Scale mismatch in the 'disc' Parameter between prior and data for Ordinal IRT Models in brms

Hello everyone,

I am currently fitting a generalized partial credit model using brms, and I think there is some mismatch in scale with my prior and the disc parameter estimated from data.

Here is my formula:

gpcm_formula <- bf(
  R2 | thres(nthres, gr = Item) ~ 1 + ( 1 | Person),  # Thresholds and latent trait
  disc ~ 0 + Item                    # Varying discrimination    
)

I am imposing different prior distributions for every item because I have discrimination parameter estimates that I obtained from my previous prediction. The correlation between the true (or banked/calibrated values) and my previous prediction was 0.3527. Although the correlation is not superduper high, I thought this would be a good starting point.

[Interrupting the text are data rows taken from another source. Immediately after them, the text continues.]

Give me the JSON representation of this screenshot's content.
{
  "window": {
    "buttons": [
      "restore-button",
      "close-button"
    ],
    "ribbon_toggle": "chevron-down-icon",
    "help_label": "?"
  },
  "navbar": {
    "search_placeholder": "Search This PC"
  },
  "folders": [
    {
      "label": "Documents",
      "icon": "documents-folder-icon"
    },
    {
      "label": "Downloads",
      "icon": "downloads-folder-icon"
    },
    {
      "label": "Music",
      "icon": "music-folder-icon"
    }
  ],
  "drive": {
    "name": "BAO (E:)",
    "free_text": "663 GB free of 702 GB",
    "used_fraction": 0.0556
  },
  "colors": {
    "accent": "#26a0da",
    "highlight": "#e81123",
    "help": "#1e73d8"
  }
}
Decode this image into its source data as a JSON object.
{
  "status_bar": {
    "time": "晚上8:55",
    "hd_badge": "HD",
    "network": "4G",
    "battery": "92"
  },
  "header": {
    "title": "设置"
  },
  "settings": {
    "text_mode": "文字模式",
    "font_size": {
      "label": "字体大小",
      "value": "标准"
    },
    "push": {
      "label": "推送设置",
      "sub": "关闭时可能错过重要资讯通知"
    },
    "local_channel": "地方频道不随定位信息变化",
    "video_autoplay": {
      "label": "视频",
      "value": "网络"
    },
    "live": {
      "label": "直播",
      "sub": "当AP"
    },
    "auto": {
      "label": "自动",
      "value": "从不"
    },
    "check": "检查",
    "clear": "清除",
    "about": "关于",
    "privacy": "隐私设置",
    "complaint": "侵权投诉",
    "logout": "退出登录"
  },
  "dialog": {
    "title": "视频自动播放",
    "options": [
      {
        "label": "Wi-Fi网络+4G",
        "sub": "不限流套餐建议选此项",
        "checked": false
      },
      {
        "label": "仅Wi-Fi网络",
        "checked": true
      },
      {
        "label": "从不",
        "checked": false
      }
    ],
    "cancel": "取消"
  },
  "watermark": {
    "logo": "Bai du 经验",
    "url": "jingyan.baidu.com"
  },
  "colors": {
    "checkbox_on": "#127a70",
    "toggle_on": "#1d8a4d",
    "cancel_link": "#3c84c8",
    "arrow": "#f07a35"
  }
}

Below is how I specified prior means the discrimination parameter from each item:

# Set priors for discrimination parameters
for (item in unique(prior_disc_list2$newID)) {
  tmp <- prior_disc_list2[which(prior_disc_list2$newID == item), ]
  rows <- prior_list %>% filter(dpar == "disc" & coef == paste0("Item", tmp$newID))
  if (nrow(tmp) != nrow(rows)) {
    stop(paste("Error: Mismatch in discrimination rows for item:", item))
  }
  my_priors[[index]] <- set_prior(
    paste0("normal(", log(tmp$predictions2), ",", sdv_disc, ")"),
    class = rows[, "class"],
    coef = rows[, "coef"],
    dpar = rows[, "dpar"]
  )
  index <- index + 1
}

The tmp$predictions2 above is the vector that contains the predicted values from my previous prediction. You can see that I put log() because disc parameter is internally modeled on the log scale—so I put the log-transformed predictions as the prior mean. The prior standard deviation sdv_disc is my experimental variable —which sdv_disc yields posterior estimates that are closer to banked values.

The weird thing that I observed is that it seems that there is mismatch in scale from the estimates from data and my prior means.

So here you can see the plots where I plotted “true vs posterior” and “prior vs posterior”. As you can see I plotted both N=200 and N=500, where N=200 means that I used 200 responses for each item and N=500 for 500 responses. As one may see, as I put more responses, the posterior became further from the expected range for the discrimination parameter.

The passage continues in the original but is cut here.